Top investors are aware that woke capitalism is a farcical concept
This is an adapted excerpt from “Go Woke, Go Broke: The Inside Story of the Radicalization of Corporate America” (Center Street, August 6).
Wokeism in the corporate world, whether through ESG or DEI initiatives, is often seen as a sham on multiple levels.
While Google is praised for its ESG efforts, questions arise about its enforcement of speech codes within its workforce, exemplified by the case of James Damore, a Google engineer who was fired for calling out left-wing bias within the company.

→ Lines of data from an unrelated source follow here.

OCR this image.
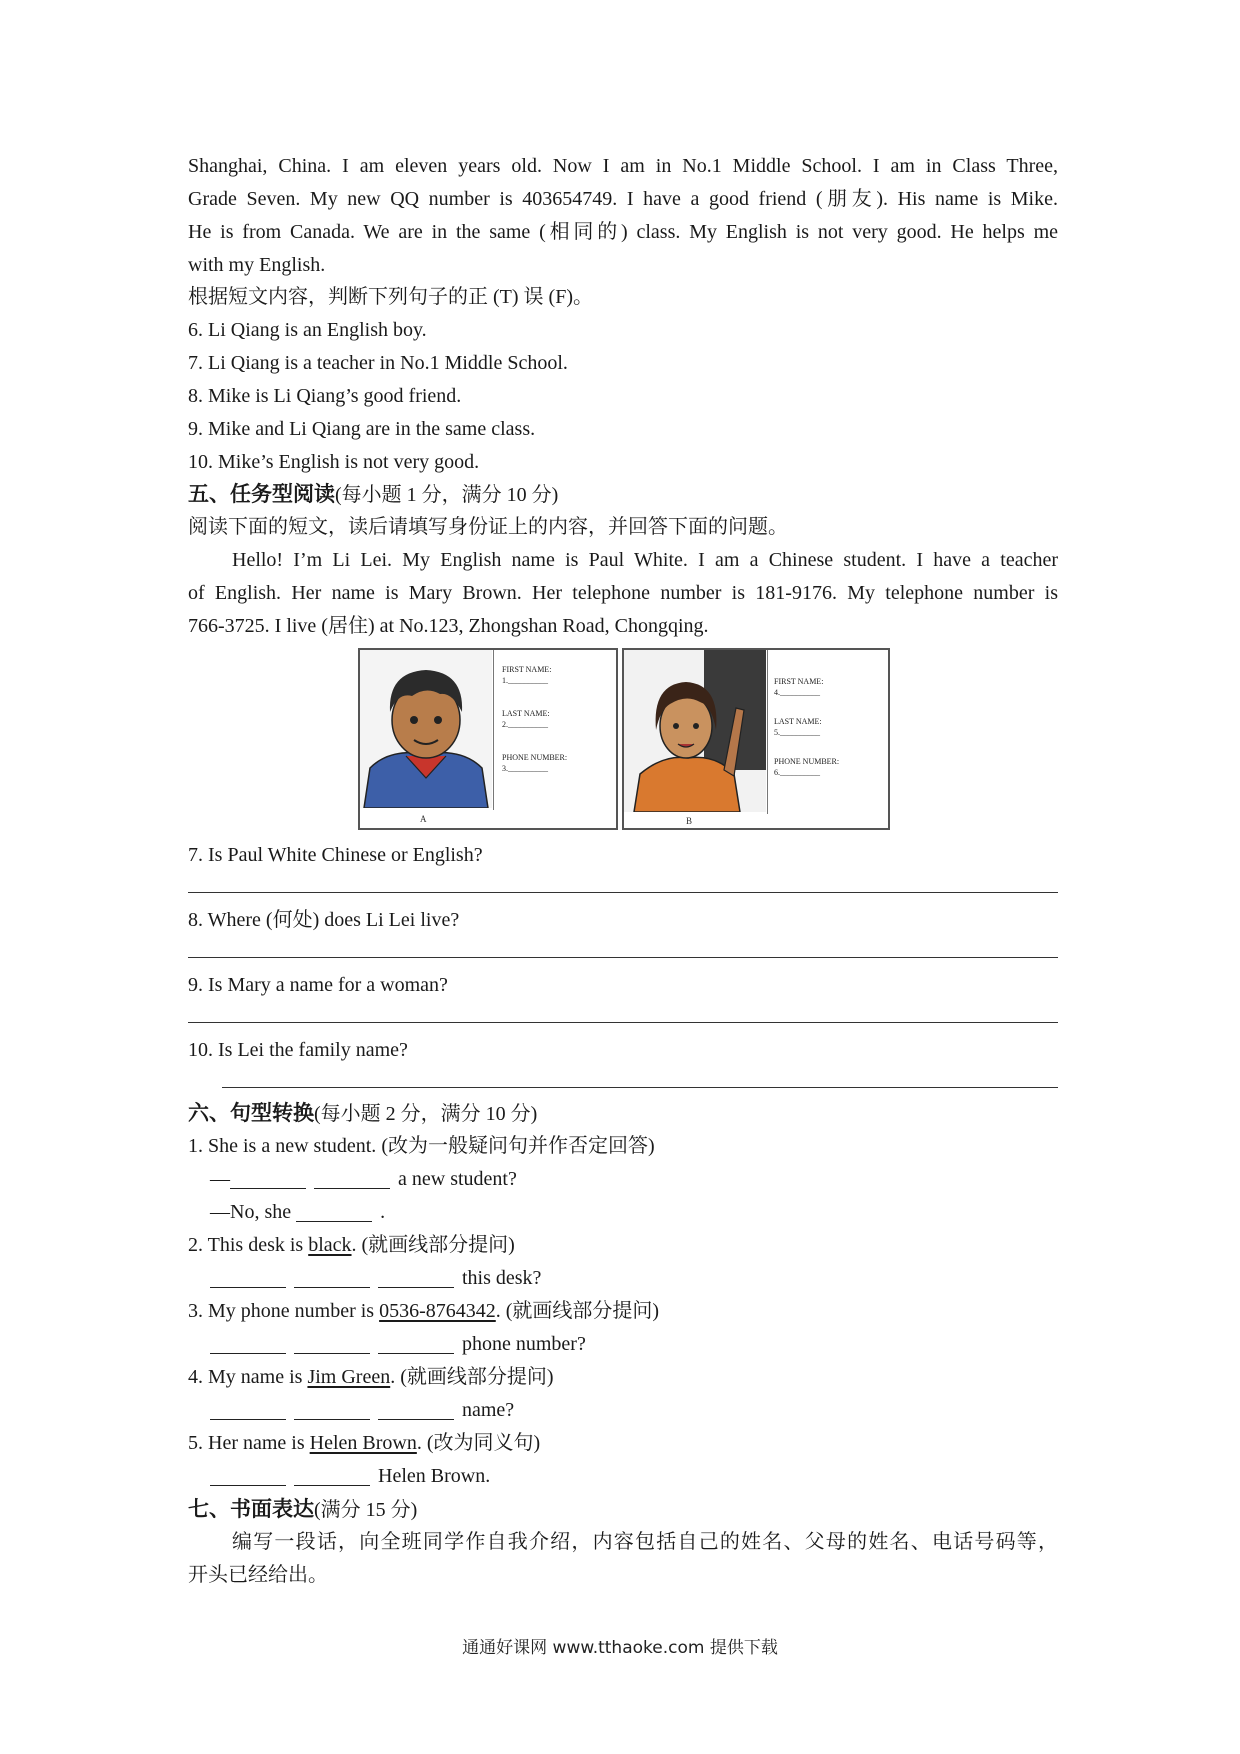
Shanghai, China. I am eleven years old. Now I am in No.1 Middle School. I am in Class Three,
Grade Seven. My new QQ number is 403654749. I have a good friend (朋友). His name is Mike.
He is from Canada. We are in the same (相同的) class. My English is not very good. He helps me
with my English.
根据短文内容，判断下列句子的正 (T) 误 (F)。
6. Li Qiang is an English boy.
7. Li Qiang is a teacher in No.1 Middle School.
8. Mike is Li Qiang’s good friend.
9. Mike and Li Qiang are in the same class.
10. Mike’s English is not very good.
五、任务型阅读(每小题 1 分，满分 10 分)
阅读下面的短文，读后请填写身份证上的内容，并回答下面的问题。
Hello! I’m Li Lei. My English name is Paul White. I am a Chinese student. I have a teacher
of English. Her name is Mary Brown. Her telephone number is 181-9176. My telephone number is
766-3725. I live (居住) at No.123, Zhongshan Road, Chongqing.
FIRST NAME:
1.__________
LAST NAME:
2.__________
PHONE NUMBER:
3.__________
A
FIRST NAME:
4.__________
LAST NAME:
5.__________
PHONE NUMBER:
6.__________
B
7. Is Paul White Chinese or English?
8. Where (何处) does Li Lei live?
9. Is Mary a name for a woman?
10. Is Lei the family name?
六、句型转换(每小题 2 分，满分 10 分)
1. She is a new student. (改为一般疑问句并作否定回答)
—	a new student?
—No, she	.
2. This desk is black. (就画线部分提问)
this desk?
3. My phone number is 0536-8764342. (就画线部分提问)
phone number?
4. My name is Jim Green. (就画线部分提问)
name?
5. Her name is Helen Brown. (改为同义句)
Helen Brown.
七、书面表达(满分 15 分)
编写一段话，向全班同学作自我介绍，内容包括自己的姓名、父母的姓名、电话号码等，
开头已经给出。
通通好课网 www.tthaoke.com 提供下载
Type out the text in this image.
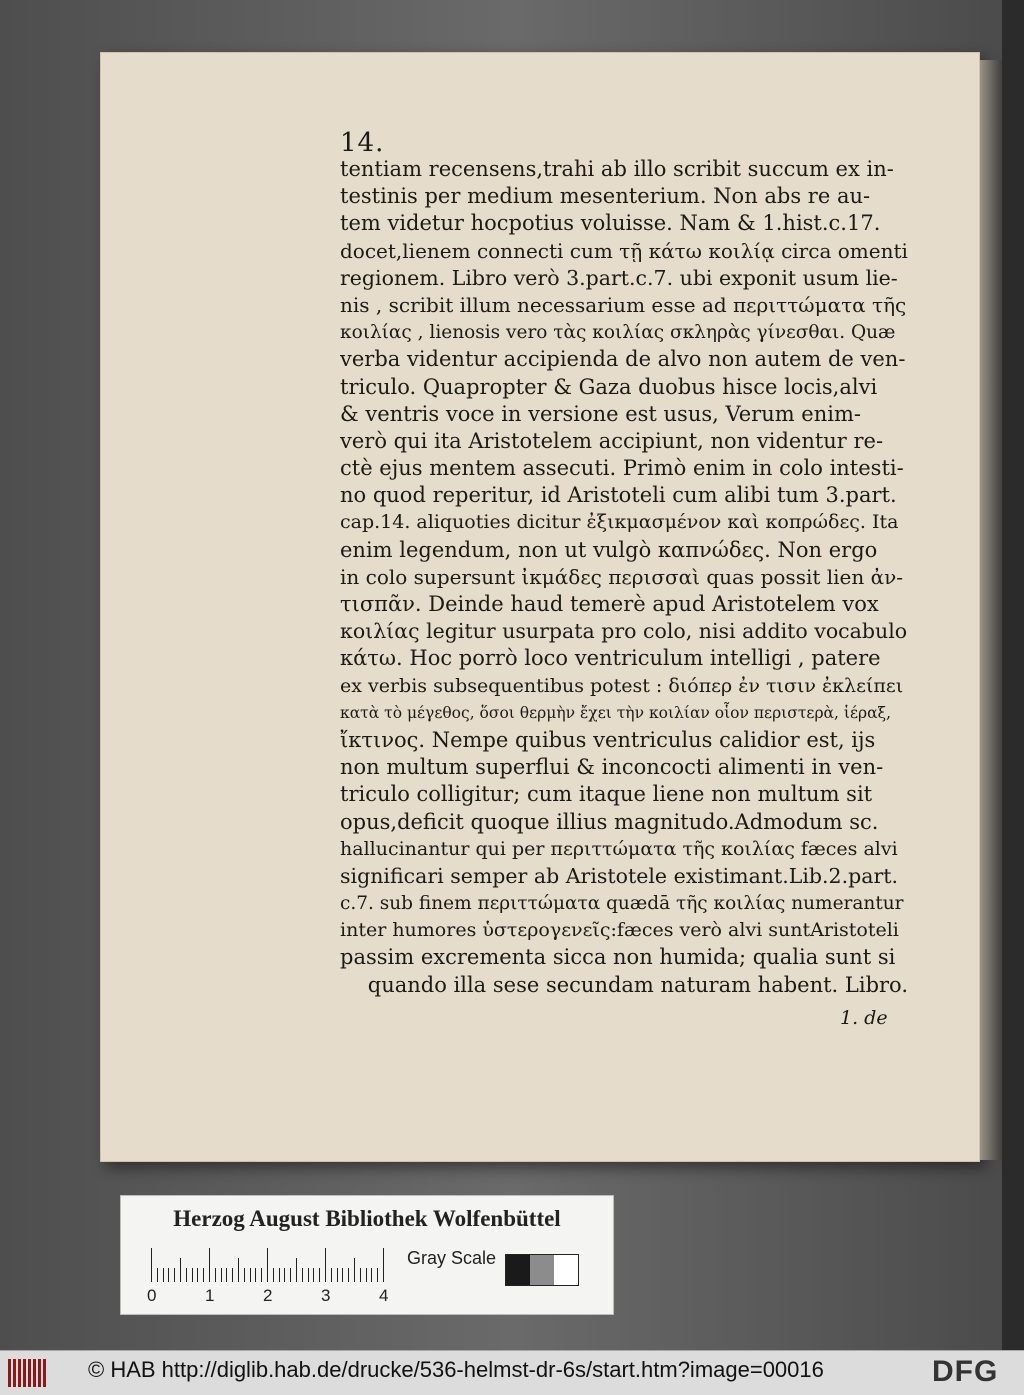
14.
tentiam recensens,trahi ab illo scribit succum ex in-
testinis per medium mesenterium. Non abs re au-
tem videtur hocpotius voluisse. Nam & 1.hist.c.17.
docet,lienem connecti cum τῇ κάτω κοιλίᾳ circa omenti
regionem. Libro verò 3.part.c.7. ubi exponit usum lie-
nis , scribit illum necessarium esse ad περιττώματα τῆς
κοιλίας , lienosis vero τὰς κοιλίας σκληρὰς γίνεσθαι. Quæ
verba videntur accipienda de alvo non autem de ven-
triculo. Quapropter & Gaza duobus hisce locis,alvi
& ventris voce in versione est usus, Verum enim-
verò qui ita Aristotelem accipiunt, non videntur re-
ctè ejus mentem assecuti. Primò enim in colo intesti-
no quod reperitur, id Aristoteli cum alibi tum 3.part.
cap.14. aliquoties dicitur ἐξικμασμένον καὶ κοπρώδες. Ita
enim legendum, non ut vulgò καπνώδες. Non ergo
in colo supersunt ἰκμάδες περισσαὶ quas possit lien ἀν-
τισπᾶν. Deinde haud temerè apud Aristotelem vox
κοιλίας legitur usurpata pro colo, nisi addito vocabulo
κάτω. Hoc porrò loco ventriculum intelligi , patere
ex verbis subsequentibus potest : διόπερ ἐν τισιν ἐκλείπει
κατὰ τὸ μέγεθος, ὅσοι θερμὴν ἔχει τὴν κοιλίαν οἷον περιστερὰ, ἱέραξ,
ἴκτινος. Nempe quibus ventriculus calidior est, ijs
non multum superflui & inconcocti alimenti in ven-
triculo colligitur; cum itaque liene non multum sit
opus,deficit quoque illius magnitudo.Admodum sc.
hallucinantur qui per περιττώματα τῆς κοιλίας fæces alvi
significari semper ab Aristotele existimant.Lib.2.part.
c.7. sub finem περιττώματα quædā τῆς κοιλίας numerantur
inter humores ὑστερογενεῖς:fæces verò alvi suntAristoteli
passim excrementa sicca non humida; qualia sunt si
quando illa sese secundam naturam habent. Libro.
1. de
Herzog August Bibliothek Wolfenbüttel
0	1	2	3	4
Gray Scale
© HAB http://diglib.hab.de/drucke/536-helmst-dr-6s/start.htm?image=00016	DFG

Similarly, Apple and Tesla, despite their environmentally friendly images, are not immune to criticism. Larry Fink, CEO of BlackRock, a major financial institution, has shed light on the paradox of ESG compliance in the production of products like iPhones and electric car batteries.
Despite his influence and advocacy for ESG, Fink recognizes the contradictions within the system, acknowledging the detrimental impact of mining practices for essential minerals used in technology production.
Furthermore, the push towards ESG and stakeholder capitalism in corporate America has been linked to increased income inequality, with top earners benefiting disproportionately while the working class struggles.
While the intentions behind ESG and woke capitalism may be noble, the realities on the ground paint a different picture. The persistence of inequalities in corporate leadership, unemployment rates, and poverty levels suggest that the current approach may not be as effective as originally envisioned.